While taking your classes, FIND internships in your related field. Even if they're unpaid, contacts will lead to other contacts and eventually some serious contacts/leads (it
ALWAYS works out this way). These internships are
GOLD as they count as "work experience" and sets you immediately and
totally apart from the other "no work experience schmo"s from your school!
......If you're willing to move (especially Silicon Valley), the job offers will be there! Heck, after a couple of years in the industry, you may find a job that you can "telecommute" and still do your tech job from your home town. Again, I know of SEVERAL people who
DO this (earn six figs, live in Hawaii, etc and work from home while going to the company's satellite offiice once or twice week!!)

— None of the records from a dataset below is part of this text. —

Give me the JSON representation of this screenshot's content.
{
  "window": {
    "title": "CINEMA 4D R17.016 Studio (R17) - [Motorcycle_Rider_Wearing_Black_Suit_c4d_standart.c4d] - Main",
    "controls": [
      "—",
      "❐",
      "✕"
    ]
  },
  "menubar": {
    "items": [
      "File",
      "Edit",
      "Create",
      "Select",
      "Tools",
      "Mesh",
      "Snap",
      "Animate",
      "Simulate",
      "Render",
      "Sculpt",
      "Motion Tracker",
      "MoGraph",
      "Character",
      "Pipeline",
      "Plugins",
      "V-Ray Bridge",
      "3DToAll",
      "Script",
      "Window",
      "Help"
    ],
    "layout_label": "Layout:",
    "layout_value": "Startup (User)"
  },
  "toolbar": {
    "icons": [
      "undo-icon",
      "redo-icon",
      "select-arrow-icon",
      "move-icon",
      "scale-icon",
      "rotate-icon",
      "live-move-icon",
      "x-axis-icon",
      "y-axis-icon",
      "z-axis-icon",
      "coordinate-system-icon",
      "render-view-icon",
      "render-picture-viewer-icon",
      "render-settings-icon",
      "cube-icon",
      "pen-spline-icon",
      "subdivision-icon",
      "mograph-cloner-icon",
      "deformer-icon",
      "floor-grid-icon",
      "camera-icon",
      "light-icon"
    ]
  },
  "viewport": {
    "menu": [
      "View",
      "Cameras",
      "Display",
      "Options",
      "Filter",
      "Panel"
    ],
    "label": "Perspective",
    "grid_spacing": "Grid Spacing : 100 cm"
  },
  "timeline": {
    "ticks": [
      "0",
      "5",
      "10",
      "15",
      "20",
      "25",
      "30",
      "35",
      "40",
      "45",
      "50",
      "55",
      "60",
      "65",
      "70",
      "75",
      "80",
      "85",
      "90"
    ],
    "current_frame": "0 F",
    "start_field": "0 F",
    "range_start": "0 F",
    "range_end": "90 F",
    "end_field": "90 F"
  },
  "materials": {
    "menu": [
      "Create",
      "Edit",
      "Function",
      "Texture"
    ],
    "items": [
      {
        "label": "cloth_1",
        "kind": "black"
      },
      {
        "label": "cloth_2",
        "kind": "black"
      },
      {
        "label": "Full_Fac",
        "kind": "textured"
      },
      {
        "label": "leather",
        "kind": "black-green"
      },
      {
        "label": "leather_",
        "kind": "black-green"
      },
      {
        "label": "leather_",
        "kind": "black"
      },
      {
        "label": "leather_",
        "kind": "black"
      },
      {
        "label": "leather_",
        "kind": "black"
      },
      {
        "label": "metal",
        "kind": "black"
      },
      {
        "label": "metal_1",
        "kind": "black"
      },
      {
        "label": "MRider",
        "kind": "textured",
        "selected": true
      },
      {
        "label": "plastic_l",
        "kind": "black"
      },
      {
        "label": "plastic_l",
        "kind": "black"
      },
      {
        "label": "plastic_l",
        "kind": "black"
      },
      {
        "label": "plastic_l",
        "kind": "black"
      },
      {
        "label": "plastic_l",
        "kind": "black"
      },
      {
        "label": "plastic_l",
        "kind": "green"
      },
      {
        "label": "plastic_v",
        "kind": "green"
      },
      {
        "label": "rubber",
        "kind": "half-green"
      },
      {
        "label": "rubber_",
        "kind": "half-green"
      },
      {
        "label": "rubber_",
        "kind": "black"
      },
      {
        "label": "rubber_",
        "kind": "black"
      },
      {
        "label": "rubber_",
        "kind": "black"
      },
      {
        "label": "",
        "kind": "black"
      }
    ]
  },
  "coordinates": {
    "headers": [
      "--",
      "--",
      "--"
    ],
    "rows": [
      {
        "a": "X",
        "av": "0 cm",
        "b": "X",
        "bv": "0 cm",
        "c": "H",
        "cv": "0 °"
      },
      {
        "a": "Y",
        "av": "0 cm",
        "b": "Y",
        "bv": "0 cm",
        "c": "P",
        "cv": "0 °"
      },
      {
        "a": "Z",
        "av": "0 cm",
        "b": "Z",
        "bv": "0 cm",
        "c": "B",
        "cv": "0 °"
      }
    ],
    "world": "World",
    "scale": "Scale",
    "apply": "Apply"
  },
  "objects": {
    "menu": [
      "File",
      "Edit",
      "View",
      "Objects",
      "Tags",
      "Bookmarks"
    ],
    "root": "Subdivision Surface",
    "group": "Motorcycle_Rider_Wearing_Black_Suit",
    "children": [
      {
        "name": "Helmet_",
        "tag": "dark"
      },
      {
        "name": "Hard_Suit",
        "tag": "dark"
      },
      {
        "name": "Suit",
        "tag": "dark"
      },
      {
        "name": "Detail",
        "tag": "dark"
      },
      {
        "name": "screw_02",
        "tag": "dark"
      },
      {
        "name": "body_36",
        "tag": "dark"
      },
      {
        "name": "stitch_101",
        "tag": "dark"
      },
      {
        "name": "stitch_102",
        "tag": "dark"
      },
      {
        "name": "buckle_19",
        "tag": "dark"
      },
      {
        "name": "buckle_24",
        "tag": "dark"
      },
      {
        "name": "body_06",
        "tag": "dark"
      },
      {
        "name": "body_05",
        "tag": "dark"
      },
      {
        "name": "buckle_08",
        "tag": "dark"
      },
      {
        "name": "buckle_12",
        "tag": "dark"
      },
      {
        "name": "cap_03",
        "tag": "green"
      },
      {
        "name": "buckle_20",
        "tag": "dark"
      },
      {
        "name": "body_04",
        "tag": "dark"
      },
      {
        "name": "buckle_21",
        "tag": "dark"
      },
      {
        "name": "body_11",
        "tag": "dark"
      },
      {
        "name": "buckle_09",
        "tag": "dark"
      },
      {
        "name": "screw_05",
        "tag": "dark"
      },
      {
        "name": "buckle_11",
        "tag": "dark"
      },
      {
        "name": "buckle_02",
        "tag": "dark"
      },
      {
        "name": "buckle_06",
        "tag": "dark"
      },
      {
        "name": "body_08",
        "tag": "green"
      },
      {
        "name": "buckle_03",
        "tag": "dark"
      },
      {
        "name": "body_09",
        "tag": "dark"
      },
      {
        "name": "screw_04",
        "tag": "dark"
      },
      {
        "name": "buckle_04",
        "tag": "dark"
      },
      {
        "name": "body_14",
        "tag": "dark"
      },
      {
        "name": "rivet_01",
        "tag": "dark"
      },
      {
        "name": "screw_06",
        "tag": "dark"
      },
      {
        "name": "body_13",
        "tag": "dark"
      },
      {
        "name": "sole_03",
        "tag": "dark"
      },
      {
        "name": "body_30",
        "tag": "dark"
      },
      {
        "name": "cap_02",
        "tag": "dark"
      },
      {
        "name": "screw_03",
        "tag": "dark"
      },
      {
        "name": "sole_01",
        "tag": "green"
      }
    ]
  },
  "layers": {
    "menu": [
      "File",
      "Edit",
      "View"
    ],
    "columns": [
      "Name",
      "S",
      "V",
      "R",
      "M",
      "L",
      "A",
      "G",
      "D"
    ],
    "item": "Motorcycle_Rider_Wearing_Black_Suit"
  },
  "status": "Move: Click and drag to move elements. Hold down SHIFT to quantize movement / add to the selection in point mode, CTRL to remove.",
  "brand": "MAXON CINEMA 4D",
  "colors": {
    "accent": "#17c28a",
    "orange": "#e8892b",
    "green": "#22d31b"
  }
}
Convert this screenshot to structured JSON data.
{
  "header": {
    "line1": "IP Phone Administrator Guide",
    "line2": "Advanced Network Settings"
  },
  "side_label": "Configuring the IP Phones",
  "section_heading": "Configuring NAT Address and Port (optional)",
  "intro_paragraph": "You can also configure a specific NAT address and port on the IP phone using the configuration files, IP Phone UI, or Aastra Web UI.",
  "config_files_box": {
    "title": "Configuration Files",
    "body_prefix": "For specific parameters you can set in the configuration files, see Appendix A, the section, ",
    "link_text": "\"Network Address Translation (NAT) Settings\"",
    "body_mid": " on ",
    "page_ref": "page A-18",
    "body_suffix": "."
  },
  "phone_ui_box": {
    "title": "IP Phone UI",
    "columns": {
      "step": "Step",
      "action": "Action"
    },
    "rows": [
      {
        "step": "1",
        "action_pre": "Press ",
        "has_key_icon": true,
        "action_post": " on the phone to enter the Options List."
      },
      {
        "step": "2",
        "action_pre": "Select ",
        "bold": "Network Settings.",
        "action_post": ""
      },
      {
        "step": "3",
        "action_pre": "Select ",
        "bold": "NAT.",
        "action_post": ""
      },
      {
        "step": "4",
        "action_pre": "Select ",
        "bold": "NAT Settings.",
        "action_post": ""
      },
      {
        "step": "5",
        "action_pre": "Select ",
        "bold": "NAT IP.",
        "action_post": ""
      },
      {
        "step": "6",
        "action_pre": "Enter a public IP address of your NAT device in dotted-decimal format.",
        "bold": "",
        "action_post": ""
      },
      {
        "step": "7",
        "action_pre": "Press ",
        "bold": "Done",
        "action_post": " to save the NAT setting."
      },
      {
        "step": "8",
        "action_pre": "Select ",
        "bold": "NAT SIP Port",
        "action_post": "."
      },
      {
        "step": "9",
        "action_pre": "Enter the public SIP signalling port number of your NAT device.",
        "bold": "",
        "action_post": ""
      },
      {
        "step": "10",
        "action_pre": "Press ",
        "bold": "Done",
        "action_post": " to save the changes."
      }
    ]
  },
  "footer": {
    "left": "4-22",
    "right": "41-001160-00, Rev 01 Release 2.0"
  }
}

The MOST IMPORTANT thing to understand in all of this is to find a field that you can do mentally/competently. Know your limitations. You don't need an EE degree to be successful. No field is perfect and people ALWAYS complain at EVERY level. Very good pay may ease your burdens and getting it is
easier than you think if you know
where and how to find it, are WILLING to be
CONSISTENT to get to the goal (i.e. don't abandon your studies--the sooner you get the education out of the way, the sooner you can start earning and climbing the mountain) and have the
PATIENCE (i.e. unrealistic "show me the money" sense of
immediate entitlement will make you unhappy) to put in the time in internships and less than ideal "jobs" to get you the
experience to eventually work at the "real deal" companies.....
.
.
.
The bottom line in your next few years is to get
educated(!!).......in the RIGHT
MARKETABLE field that your brain/body can
realistically handle. Keep chipping away at the marble stone. Eventually the chipping will get you that statue!